Step 3: Payment Management
In an ideal scenario, the payment promptly follows once the invoice is issued. However, the reality of conducting business is not that simple. Different payment methods must be considered: late payments, possible late payment fees, and many other factors. That is why this step has different aspects to consider.
3a: Payment Processing
Every AR department needs to determine the acceptable payment options for their customers. Ideally, they have several options and offer them to all customers. Some have different options for different types of clients and don’t give everyone the same payment options, just as they don’t give everyone the same credit.
Among the most commonly used payment options are different types of cards, wire transfers, checks, and Automated Clearing House (AFC) or Electronic Funds Transfer (EFT).
3b: Payment Collection
AR department needs to be aware of the status of every invoice that is issued and every payment that has been made. One of the ways to ensure the payment is to send out timely and well-worded payment reminders. They can be sent when the deadline is approaching and after the payment due date has passed and the payment has yet to be made.
Once the payment has been made, it must be assigned to the corresponding invoice. This process is called cash application.
The payment management process also includes dispute resolutions. The dispute policy needs to be put in place to avoid misunderstandings.
3c: Debt Management
The AR department should always strive to get payment for all issued invoices. However, that’s not always the case. Even with timely reminders and other forms of communication, some of the debt remains unpaid.
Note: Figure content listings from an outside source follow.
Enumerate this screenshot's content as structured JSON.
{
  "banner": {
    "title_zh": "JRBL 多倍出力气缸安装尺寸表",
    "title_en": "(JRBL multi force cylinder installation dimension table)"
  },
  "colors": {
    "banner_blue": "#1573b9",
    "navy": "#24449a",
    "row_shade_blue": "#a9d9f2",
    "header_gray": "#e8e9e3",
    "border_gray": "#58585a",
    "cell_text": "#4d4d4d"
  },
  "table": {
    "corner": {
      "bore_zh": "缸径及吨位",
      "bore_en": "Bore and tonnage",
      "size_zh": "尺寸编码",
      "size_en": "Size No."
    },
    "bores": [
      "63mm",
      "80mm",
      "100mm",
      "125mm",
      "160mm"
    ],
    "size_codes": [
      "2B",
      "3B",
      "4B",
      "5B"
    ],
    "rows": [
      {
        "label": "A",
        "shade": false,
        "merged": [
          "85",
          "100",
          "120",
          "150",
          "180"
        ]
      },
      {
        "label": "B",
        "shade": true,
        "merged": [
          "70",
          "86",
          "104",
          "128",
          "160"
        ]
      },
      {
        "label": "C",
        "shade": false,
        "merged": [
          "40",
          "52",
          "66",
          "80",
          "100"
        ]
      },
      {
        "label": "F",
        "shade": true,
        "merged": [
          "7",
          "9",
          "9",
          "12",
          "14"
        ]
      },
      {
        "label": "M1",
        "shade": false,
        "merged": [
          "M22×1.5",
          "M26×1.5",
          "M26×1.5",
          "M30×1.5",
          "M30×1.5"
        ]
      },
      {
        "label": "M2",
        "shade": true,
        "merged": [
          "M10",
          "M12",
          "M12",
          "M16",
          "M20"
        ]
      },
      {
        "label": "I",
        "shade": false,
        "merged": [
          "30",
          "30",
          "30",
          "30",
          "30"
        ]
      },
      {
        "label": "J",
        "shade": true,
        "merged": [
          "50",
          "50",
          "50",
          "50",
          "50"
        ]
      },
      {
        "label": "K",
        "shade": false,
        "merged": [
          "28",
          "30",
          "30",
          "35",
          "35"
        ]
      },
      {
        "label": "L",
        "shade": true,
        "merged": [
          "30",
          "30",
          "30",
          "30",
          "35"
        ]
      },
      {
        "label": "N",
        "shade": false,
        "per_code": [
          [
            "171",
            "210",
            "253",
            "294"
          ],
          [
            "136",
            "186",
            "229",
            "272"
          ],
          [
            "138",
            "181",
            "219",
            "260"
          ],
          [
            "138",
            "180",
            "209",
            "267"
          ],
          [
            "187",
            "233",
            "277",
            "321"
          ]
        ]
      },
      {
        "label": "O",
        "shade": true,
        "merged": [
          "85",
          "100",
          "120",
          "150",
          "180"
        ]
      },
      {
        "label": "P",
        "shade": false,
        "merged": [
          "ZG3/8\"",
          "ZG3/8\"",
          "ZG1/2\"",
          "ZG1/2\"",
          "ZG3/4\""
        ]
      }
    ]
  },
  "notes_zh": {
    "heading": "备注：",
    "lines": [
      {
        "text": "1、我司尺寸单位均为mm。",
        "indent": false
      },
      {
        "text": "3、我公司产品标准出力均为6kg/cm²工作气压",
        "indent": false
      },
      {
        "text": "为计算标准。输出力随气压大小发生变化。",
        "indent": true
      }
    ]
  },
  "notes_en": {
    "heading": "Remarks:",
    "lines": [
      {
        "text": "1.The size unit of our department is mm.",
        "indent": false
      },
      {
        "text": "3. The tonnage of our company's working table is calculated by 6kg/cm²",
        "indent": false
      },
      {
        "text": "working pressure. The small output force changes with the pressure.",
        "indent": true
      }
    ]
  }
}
When that happens, it is up to the AR department and the management to plan the next steps, such as hiring a debt collection agency, using legal counsel, or simply writing off debt.
Step 4: Reporting
Proper reporting from the Accounts Receivable Department is necessary for well-created financial reports. Accounts receivable reports include open and closed receivables, customer tracking, and many more. This is an essential indicator of the company’s financial health and the AR department's functioning.
Accounts Receivable Department is the essential element of every healthy business organisation. Putting real effort into organising it efficiently, building seamless workflows, writing airtight policies, and hiring the right talent takes time and resources.